Brian Lindstrom ( on the pavement) researches Alien Boy, his James Chasse documentary.
If, like Michel Gondry, you are an A list Hollywood director, you already know that you can wake up in the morning, look at Cameron Diaz, Seth Rogen and Christoph Waltz and realize that what you really want to do is direct a doc. That’s why Gondry came to Portland to appear in person with The Thorn In The Heart.
Here is a run down of just a few Portland docs and documentarians. Not at all a complete list!
Peter Wiedensmith documents the life crisis of a Unitarian minister who realizes that once she retires from her job she has nothing.
Michael Palmieri and Donal Mosher traveled to Mosher’s hometown in upstate New York to create a portrait, Mosher says, not of his family, but of how he feels about his family.

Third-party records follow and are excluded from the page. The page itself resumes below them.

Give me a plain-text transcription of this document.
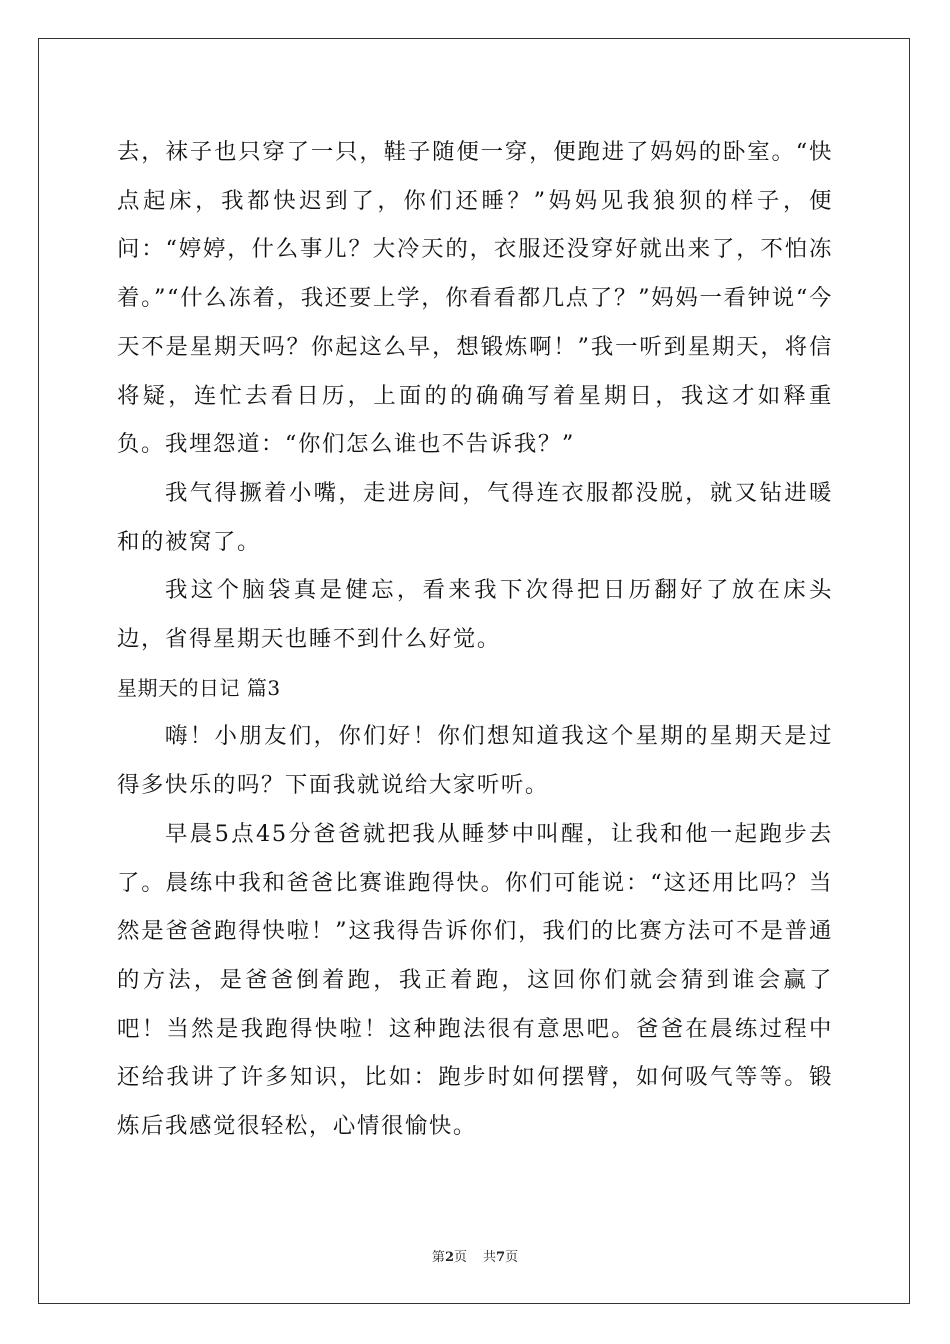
去，袜子也只穿了一只，鞋子随便一穿，便跑进了妈妈的卧室。“快点起床，我都快迟到了，你们还睡？”妈妈见我狼狈的样子，便问：“婷婷，什么事儿？大冷天的，衣服还没穿好就出来了，不怕冻着。”“什么冻着，我还要上学，你看看都几点了？”妈妈一看钟说“今天不是星期天吗？你起这么早，想锻炼啊！”我一听到星期天，将信将疑，连忙去看日历，上面的的确确写着星期日，我这才如释重负。我埋怨道：“你们怎么谁也不告诉我？”

我气得撅着小嘴，走进房间，气得连衣服都没脱，就又钻进暖和的被窝了。

我这个脑袋真是健忘，看来我下次得把日历翻好了放在床头边，省得星期天也睡不到什么好觉。

星期天的日记 篇3

嗨！小朋友们，你们好！你们想知道我这个星期的星期天是过得多快乐的吗？下面我就说给大家听听。

早晨5点45分爸爸就把我从睡梦中叫醒，让我和他一起跑步去了。晨练中我和爸爸比赛谁跑得快。你们可能说：“这还用比吗？当然是爸爸跑得快啦！”这我得告诉你们，我们的比赛方法可不是普通的方法，是爸爸倒着跑，我正着跑，这回你们就会猜到谁会赢了吧！当然是我跑得快啦！这种跑法很有意思吧。爸爸在晨练过程中还给我讲了许多知识，比如：跑步时如何摆臂，如何吸气等等。锻炼后我感觉很轻松，心情很愉快。

第2页 共7页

Sue Arbuthnot and Richard Wilhelm immersed themselves for five years in the lives of the families uprooted by the bulldozing of an aging housing project in North Portland.
Brian Lindstrom examines the medical, legal, and social issues which intersected when a mentally ill Portland man, guilty only of running away from police, died in police custody.
Lois Leonard directed the first feature length documentary about the Scottish explorer David Douglas. Larry Johnson is raising money to finish his personal doc about his relationship with his father.
Portland is so doc crazy, we have three organizations helping documentarians keep it all together – Northwest Film Center, Film Action Oregon, and Northwest Documentary Project.
As Michel Gondry likes to say “Every great idea is on the verge of being stupid.” James Longley of Eugene went to Iraq with a camera and no press pass, and all he ended up with were two Oscar nominations.
Speaking of which, Brian Lindstrom will be screening two of his documentaries, Old Town Diary and To Pay My Way With Stories, this weekend at the Hollywood Theater. If you don’t understand why Portland is so doc drenched, go see this double bill.